In making the decision now, TEPCO said it would face the challenges with all sincerity–as it is doing at the Fukushima Daiichi NPPs–so as to ensure peace of mind for the people in the region. It basic principles and objectives, it said, would be: (1) securing adequate human resources (including for Fukushima Daiichi), (2) enabling safe decommissioning, and (3) contributing to industrial development in the region.
In ordinary circumstances, TEPCO would expect the decommissioning of such units to take about 30 years. In this case, however, given that the decommissioning of Fukushima Daiichi will continue simultaneously, it expects to require more than forty years to complete the decommissioning of all four units at Fukushima Daini.

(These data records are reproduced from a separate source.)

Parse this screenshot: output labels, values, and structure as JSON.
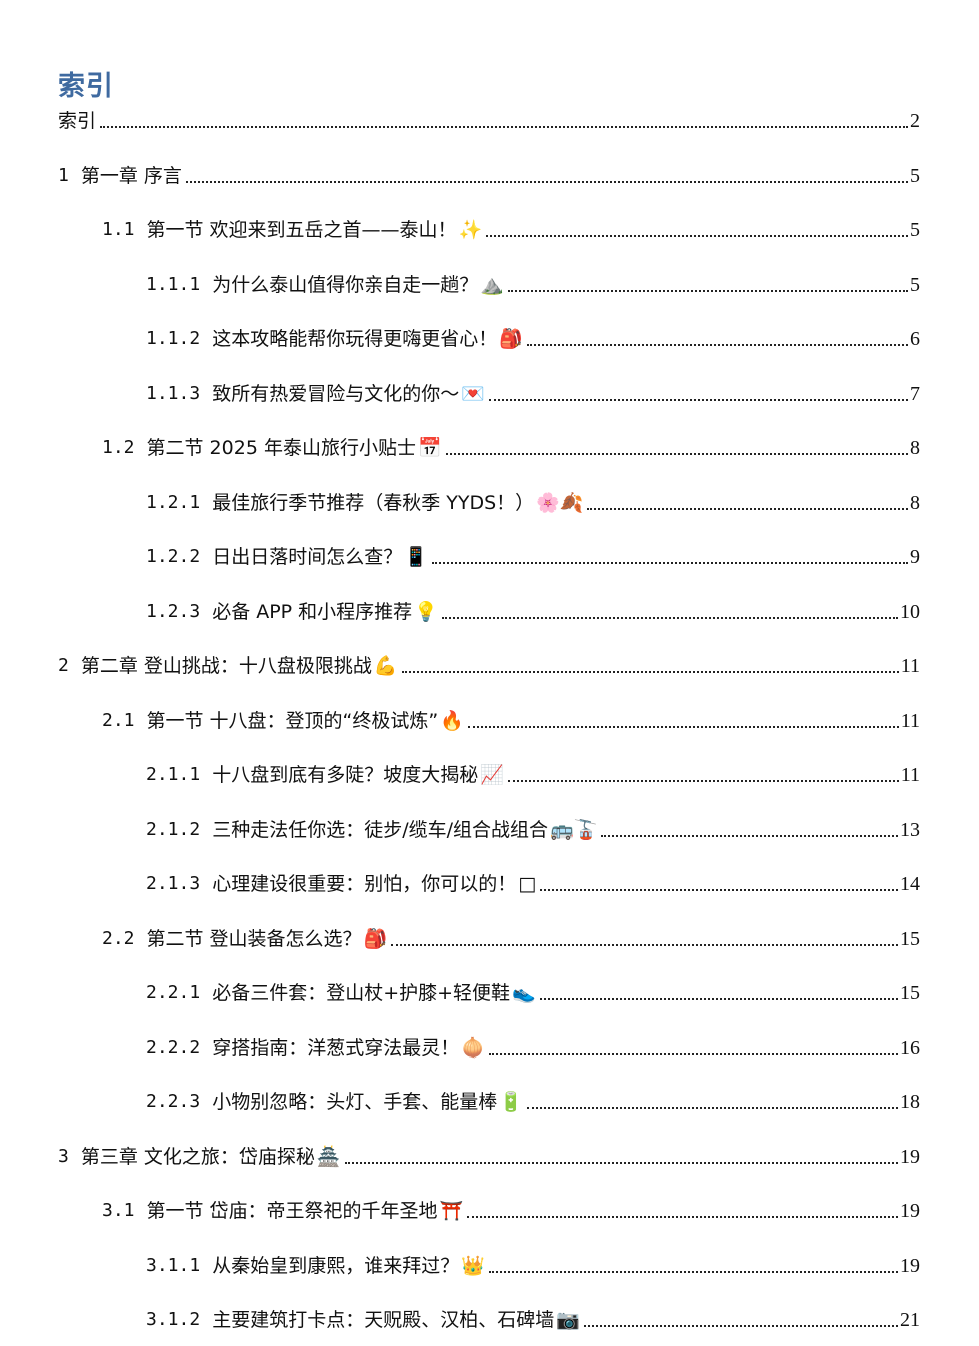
{
  "title": "索引",
  "entries": [
    {
      "level": 1,
      "number": "",
      "text": "索引",
      "emoji": "",
      "page": "2"
    },
    {
      "level": 1,
      "number": "1",
      "text": "第一章 序言",
      "emoji": "",
      "page": "5"
    },
    {
      "level": 2,
      "number": "1.1",
      "text": "第一节 欢迎来到五岳之首——泰山！",
      "emoji": "✨",
      "page": "5"
    },
    {
      "level": 3,
      "number": "1.1.1",
      "text": "为什么泰山值得你亲自走一趟？",
      "emoji": "⛰️",
      "page": "5"
    },
    {
      "level": 3,
      "number": "1.1.2",
      "text": "这本攻略能帮你玩得更嗨更省心！",
      "emoji": "🎒",
      "page": "6"
    },
    {
      "level": 3,
      "number": "1.1.3",
      "text": "致所有热爱冒险与文化的你～",
      "emoji": "💌",
      "page": "7"
    },
    {
      "level": 2,
      "number": "1.2",
      "text": "第二节 2025 年泰山旅行小贴士",
      "emoji": "📅",
      "page": "8"
    },
    {
      "level": 3,
      "number": "1.2.1",
      "text": "最佳旅行季节推荐（春秋季 YYDS！）",
      "emoji": "🌸🍂",
      "page": "8"
    },
    {
      "level": 3,
      "number": "1.2.2",
      "text": "日出日落时间怎么查？",
      "emoji": "📱",
      "page": "9"
    },
    {
      "level": 3,
      "number": "1.2.3",
      "text": "必备 APP 和小程序推荐",
      "emoji": "💡",
      "page": "10"
    },
    {
      "level": 1,
      "number": "2",
      "text": "第二章 登山挑战：十八盘极限挑战",
      "emoji": "💪",
      "page": "11"
    },
    {
      "level": 2,
      "number": "2.1",
      "text": "第一节 十八盘：登顶的“终极试炼”",
      "emoji": "🔥",
      "page": "11"
    },
    {
      "level": 3,
      "number": "2.1.1",
      "text": "十八盘到底有多陡？坡度大揭秘",
      "emoji": "📈",
      "page": "11"
    },
    {
      "level": 3,
      "number": "2.1.2",
      "text": "三种走法任你选：徒步/缆车/组合战组合",
      "emoji": "🚌🚡",
      "page": "13"
    },
    {
      "level": 3,
      "number": "2.1.3",
      "text": "心理建设很重要：别怕，你可以的！",
      "emoji": "□",
      "page": "14"
    },
    {
      "level": 2,
      "number": "2.2",
      "text": "第二节 登山装备怎么选？",
      "emoji": "🎒",
      "page": "15"
    },
    {
      "level": 3,
      "number": "2.2.1",
      "text": "必备三件套：登山杖+护膝+轻便鞋",
      "emoji": "👟",
      "page": "15"
    },
    {
      "level": 3,
      "number": "2.2.2",
      "text": "穿搭指南：洋葱式穿法最灵！",
      "emoji": "🧅",
      "page": "16"
    },
    {
      "level": 3,
      "number": "2.2.3",
      "text": "小物别忽略：头灯、手套、能量棒",
      "emoji": "🔋",
      "page": "18"
    },
    {
      "level": 1,
      "number": "3",
      "text": "第三章 文化之旅：岱庙探秘",
      "emoji": "🏯",
      "page": "19"
    },
    {
      "level": 2,
      "number": "3.1",
      "text": "第一节 岱庙：帝王祭祀的千年圣地",
      "emoji": "⛩️",
      "page": "19"
    },
    {
      "level": 3,
      "number": "3.1.1",
      "text": "从秦始皇到康熙，谁来拜过？",
      "emoji": "👑",
      "page": "19"
    },
    {
      "level": 3,
      "number": "3.1.2",
      "text": "主要建筑打卡点：天贶殿、汉柏、石碑墙",
      "emoji": "📷",
      "page": "21"
    }
  ]
}
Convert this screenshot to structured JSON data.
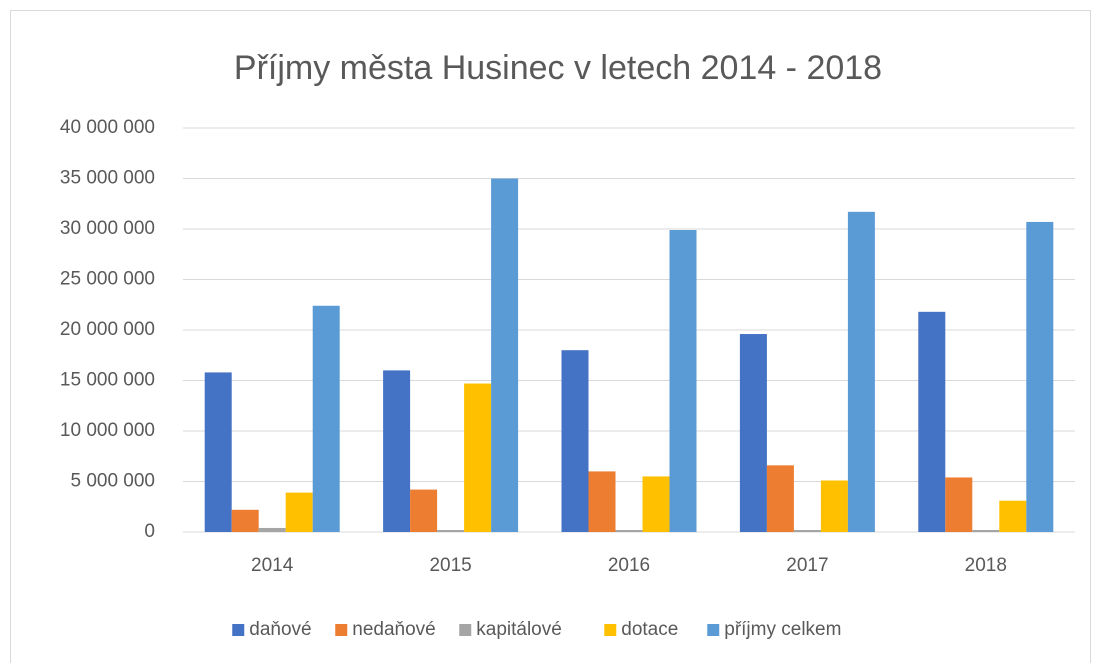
{
  "chart_data": {
    "type": "bar",
    "title": "Příjmy města Husinec v letech 2014 - 2018",
    "categories": [
      "2014",
      "2015",
      "2016",
      "2017",
      "2018"
    ],
    "series": [
      {
        "name": "daňové",
        "color": "#4472c4",
        "values": [
          15800000,
          16000000,
          18000000,
          19600000,
          21800000
        ]
      },
      {
        "name": "nedaňové",
        "color": "#ed7d31",
        "values": [
          2200000,
          4200000,
          6000000,
          6600000,
          5400000
        ]
      },
      {
        "name": "kapitálové",
        "color": "#a5a5a5",
        "values": [
          400000,
          200000,
          200000,
          200000,
          200000
        ]
      },
      {
        "name": "dotace",
        "color": "#ffc000",
        "values": [
          3900000,
          14700000,
          5500000,
          5100000,
          3100000
        ]
      },
      {
        "name": "příjmy celkem",
        "color": "#5b9bd5",
        "values": [
          22400000,
          35000000,
          29900000,
          31700000,
          30700000
        ]
      }
    ],
    "ylim": [
      0,
      40000000
    ],
    "yticks": [
      0,
      {
        "value": 5000000,
        "label": "5 000 000"
      },
      {
        "value": 10000000,
        "label": "10 000 000"
      },
      {
        "value": 15000000,
        "label": "15 000 000"
      },
      {
        "value": 20000000,
        "label": "20 000 000"
      },
      {
        "value": 25000000,
        "label": "25 000 000"
      },
      {
        "value": 30000000,
        "label": "30 000 000"
      },
      {
        "value": 35000000,
        "label": "35 000 000"
      },
      {
        "value": 40000000,
        "label": "40 000 000"
      }
    ],
    "grid": true,
    "legend": "bottom"
  }
}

In the process, the power company intends to construct facilities for dry-cask interim storage of the approximately 10,000 fuel assemblies now at the Daini site, carry out a planned removal of those assemblies from the spent fuel pools, and attempt to remove all spent fuel from the prefecture as early as possible, by the end of the decommissioning.
Unit 1 at the Fukushima Daini began commercial operation in 1982, and all four units were in service by 1987. All units subsequently shut down after the giant earthquake that struck eastern Japan on March 11, 2011. When that occurred, then Site Director Naohiro Masuda (currently president of Japan Nuclear Fuel Ltd.) led the successful effort to bring the situation under control.
At a regular press conference on July 31, Chairman Toyoshi Fuketa of the Nuclear Regulation Authority of Japan (NRA) pointed out that decommissioning of the four reactors was“quite a major project,” and said that the NRA would “keep careful watch” so that it would not affect decommissioning work at the Fukushima Daiichi NPPs.
Looking back on the situation at the time of the earthquake, he said that “preparedness at Fukushima Daini was not necessarily sufficient,” and that “if proper instructions had not been given at the site, the situation would have been more serious.” As a lesson from the accident, he stressed the importance of leadership in emergencies.